In looking at the evidence in the light most favorable to Mr. Mrotek, we do not
find a material issue of fact in dispute. EMO presented evidence to establish that no defect
existed in the skis rented to Mr. Mrotek. In fact, there was evidence that Mr. Mrotek
examined the skis before renting them and found nothing wrong. EMO also established that
they had no record to show that Mr. Serpa or Mr. Mrotek turned in a broken ski. Mr. Mrotek
presented bare testimonial evidence to show that a toe binding broke loose from the right ski.

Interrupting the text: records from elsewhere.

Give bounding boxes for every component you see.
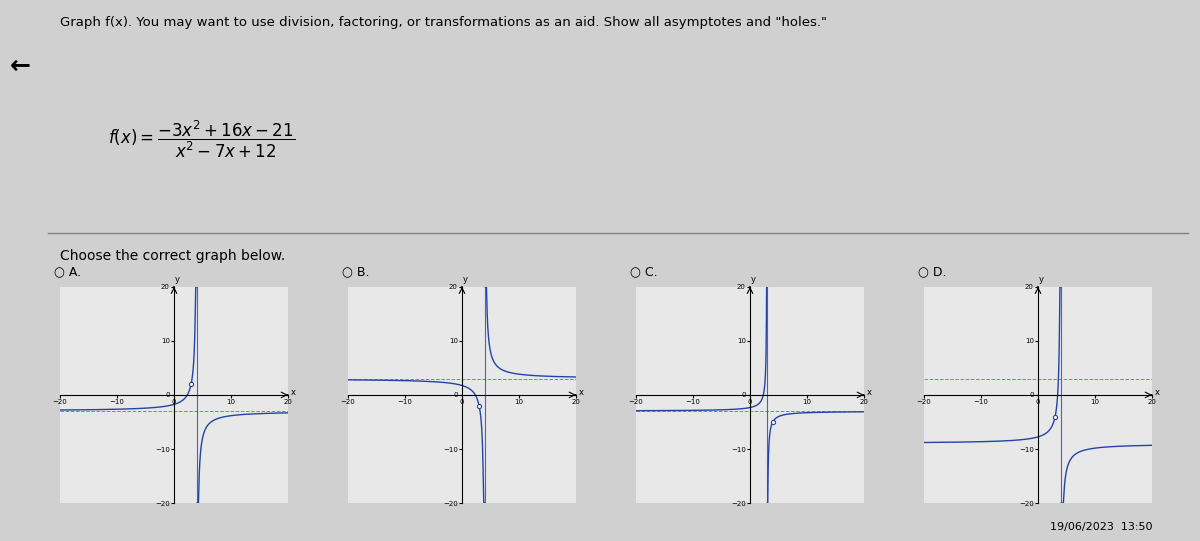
Text: Graph f(x). You may want to use division, factoring, or transformations as an ai: Graph f(x). You may want to use division…: [60, 16, 827, 29]
Text: Choose the correct graph below.: Choose the correct graph below.: [60, 249, 286, 263]
Text: y: y: [1038, 275, 1043, 284]
Text: $f(x) = \dfrac{-3x^2 + 16x - 21}{x^2 - 7x + 12}$: $f(x) = \dfrac{-3x^2 + 16x - 21}{x^2 - 7…: [108, 119, 295, 161]
Text: y: y: [462, 275, 467, 284]
Text: x: x: [578, 388, 584, 397]
Text: y: y: [174, 275, 179, 284]
Text: ○ B.: ○ B.: [342, 265, 370, 278]
Text: x: x: [290, 388, 296, 397]
Text: ○ A.: ○ A.: [54, 265, 82, 278]
Text: x: x: [1154, 388, 1160, 397]
Text: ←: ←: [10, 54, 31, 78]
Text: y: y: [750, 275, 755, 284]
Text: 19/06/2023  13:50: 19/06/2023 13:50: [1050, 522, 1152, 532]
Text: ○ C.: ○ C.: [630, 265, 658, 278]
Text: x: x: [866, 388, 872, 397]
Text: ○ D.: ○ D.: [918, 265, 947, 278]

No actual evidence was introduced showing the defective ski or the parts that were allegedly
broken from the ski. See Williams v. Precision Coil, Inc., 194 W. Va. 52, 61 n.14, 459
S.E.2d 329, 338 n.14 (1995) ([S]elf-serving assertions without factual support in the record
will not defeat a motion for summary judgment.). The only reasonable conclusion that
could be reached from all the evidence is that Mr. Mrotek fell while skiing. The mere fact
of falling while skiing is not actionable negligence. See Painter v. Peavy, 192 W. Va. 189,
192-93, 451 S.E.2d 755, 758-59 (1994) ([T]he party opposing summary judgment must
satisfy the burden of proof by offering more than a mere 'scintilla of evidence,' and must
produce evidence sufficient for a reasonable jury to find in a nonmoving party's favor.); Syl.
pt.1, in part, Parsley v. General Motors Acceptance Corp., 167 W. Va. 866, 280 S.E.2d 703
(1981) (In order to establish a prima facie case of negligence in West Virginia, it must be
shown that the defendant has been guilty of some act or omission[.]). Consequently,
summary judgment was appropriate under the facts of this case.